On using a Quantum Physics formalism for Multi-document Summarisation
Benjamin Piwowarski(1), Massih-Reza Amini(1), Mounia Lalmas(2)
(1) Laboratoire d'Informatique Paris 6 (2)Yahoo! Research Barcelona
Multi-document summarisation (MDS) aims, for each given query, to extract compressed and relevant information with respect to the different query-related themes present in a set of documents. Many approaches operate in two steps. Themes are first identified from the set, and then a summary is formed by extracting salient sentences within different documents of each of the identified themes. Among these approaches, Latent Semantic Analysis (LSA) based ones rely on spectral decomposition techniques to identify the themes.

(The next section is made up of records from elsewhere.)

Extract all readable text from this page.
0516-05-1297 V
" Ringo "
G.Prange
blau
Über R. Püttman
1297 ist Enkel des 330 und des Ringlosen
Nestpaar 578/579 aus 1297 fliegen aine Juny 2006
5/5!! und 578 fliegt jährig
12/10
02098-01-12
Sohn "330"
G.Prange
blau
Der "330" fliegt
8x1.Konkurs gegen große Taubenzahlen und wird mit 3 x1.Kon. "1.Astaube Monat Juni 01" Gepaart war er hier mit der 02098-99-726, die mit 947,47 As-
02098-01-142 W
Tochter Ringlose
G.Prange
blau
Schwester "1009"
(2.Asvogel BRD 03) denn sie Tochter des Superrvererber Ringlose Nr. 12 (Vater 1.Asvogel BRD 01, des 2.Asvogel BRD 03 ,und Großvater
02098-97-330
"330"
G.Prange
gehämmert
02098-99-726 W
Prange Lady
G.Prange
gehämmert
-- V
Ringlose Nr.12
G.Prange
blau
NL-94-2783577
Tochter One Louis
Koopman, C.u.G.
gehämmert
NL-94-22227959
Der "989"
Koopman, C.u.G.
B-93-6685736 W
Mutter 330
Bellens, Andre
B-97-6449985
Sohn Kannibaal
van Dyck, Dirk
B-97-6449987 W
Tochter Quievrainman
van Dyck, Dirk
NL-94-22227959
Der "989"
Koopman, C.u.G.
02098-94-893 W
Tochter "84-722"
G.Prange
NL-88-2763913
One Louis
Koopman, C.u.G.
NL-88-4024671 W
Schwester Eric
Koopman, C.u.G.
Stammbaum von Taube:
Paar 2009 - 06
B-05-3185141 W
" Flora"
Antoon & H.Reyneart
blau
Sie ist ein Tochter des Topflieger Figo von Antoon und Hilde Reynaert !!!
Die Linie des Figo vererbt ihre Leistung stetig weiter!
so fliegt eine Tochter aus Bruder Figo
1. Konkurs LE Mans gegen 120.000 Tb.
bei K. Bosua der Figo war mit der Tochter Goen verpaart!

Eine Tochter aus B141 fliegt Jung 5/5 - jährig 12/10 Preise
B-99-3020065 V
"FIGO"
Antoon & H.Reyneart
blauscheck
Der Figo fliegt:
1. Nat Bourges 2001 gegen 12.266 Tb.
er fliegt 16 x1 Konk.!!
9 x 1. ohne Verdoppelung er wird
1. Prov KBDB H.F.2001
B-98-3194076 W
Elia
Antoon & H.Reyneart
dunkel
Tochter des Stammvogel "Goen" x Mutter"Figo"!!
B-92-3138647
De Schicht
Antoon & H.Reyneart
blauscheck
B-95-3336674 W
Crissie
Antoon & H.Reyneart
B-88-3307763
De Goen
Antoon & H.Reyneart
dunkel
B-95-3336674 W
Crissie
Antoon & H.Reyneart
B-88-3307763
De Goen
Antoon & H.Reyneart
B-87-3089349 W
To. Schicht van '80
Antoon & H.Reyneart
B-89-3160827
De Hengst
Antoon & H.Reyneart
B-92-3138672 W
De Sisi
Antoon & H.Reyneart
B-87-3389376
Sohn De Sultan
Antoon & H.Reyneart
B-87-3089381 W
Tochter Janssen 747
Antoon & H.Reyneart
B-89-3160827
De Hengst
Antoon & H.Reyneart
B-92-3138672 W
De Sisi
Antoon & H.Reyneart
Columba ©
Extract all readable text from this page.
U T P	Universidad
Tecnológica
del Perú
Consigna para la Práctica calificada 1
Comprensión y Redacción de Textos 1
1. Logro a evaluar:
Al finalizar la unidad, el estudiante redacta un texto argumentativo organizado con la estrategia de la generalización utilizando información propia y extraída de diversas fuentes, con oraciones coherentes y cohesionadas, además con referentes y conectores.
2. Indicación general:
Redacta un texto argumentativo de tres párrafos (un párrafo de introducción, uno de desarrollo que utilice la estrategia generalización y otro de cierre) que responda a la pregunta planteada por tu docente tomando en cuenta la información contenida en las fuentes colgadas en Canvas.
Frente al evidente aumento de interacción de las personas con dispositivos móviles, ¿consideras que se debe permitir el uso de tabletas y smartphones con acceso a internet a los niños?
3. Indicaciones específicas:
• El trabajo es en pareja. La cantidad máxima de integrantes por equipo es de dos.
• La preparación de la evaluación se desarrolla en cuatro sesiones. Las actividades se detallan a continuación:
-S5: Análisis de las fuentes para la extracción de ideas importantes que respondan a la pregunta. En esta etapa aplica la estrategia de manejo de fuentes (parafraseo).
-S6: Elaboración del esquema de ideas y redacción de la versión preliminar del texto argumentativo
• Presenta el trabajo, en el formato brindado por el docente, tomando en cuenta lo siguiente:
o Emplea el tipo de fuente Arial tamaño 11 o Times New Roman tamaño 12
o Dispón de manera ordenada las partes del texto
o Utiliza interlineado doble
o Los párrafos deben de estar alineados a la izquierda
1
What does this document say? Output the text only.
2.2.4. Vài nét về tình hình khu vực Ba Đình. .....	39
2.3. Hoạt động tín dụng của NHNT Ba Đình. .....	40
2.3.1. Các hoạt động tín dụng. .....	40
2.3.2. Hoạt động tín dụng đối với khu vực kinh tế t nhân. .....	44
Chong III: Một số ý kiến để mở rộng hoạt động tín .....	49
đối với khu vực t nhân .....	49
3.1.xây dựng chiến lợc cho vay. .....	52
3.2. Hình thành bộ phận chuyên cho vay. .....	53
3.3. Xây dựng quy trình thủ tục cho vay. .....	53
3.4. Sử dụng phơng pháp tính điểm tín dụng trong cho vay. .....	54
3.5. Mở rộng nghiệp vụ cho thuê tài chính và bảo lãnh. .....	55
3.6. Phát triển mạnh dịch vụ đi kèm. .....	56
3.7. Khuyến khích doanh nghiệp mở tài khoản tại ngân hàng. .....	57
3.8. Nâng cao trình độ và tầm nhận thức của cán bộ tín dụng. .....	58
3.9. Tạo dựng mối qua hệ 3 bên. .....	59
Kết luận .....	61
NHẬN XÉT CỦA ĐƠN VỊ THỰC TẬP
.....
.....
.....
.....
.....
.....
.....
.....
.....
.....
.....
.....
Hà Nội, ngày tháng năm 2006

In this paper, we propose a major extension of these techniques that relies on the Quantum Information Access (QIA) framework. The latter is a framework developed for modelling information access based on the probabilistic formalism of quantum physics. The QIA framework allows to not only point out the limitations of the current LSA-based approaches, but motivates a new principled criterium to tackle multi-document summarisation that addresses these limitations. As a by-product, it also provides a way to enhance the LSA-based approaches. Extensive experiments on the DUC 2005, 2006 and 2007 datasets show that the proposed approach consistently improves over both the LSA-based approaches and the systems that competed in the DUC competitions. This demonstrates the usefulness and potential impact of quantum-inspired approaches to Information Access in general, and of the QIA framework in particular.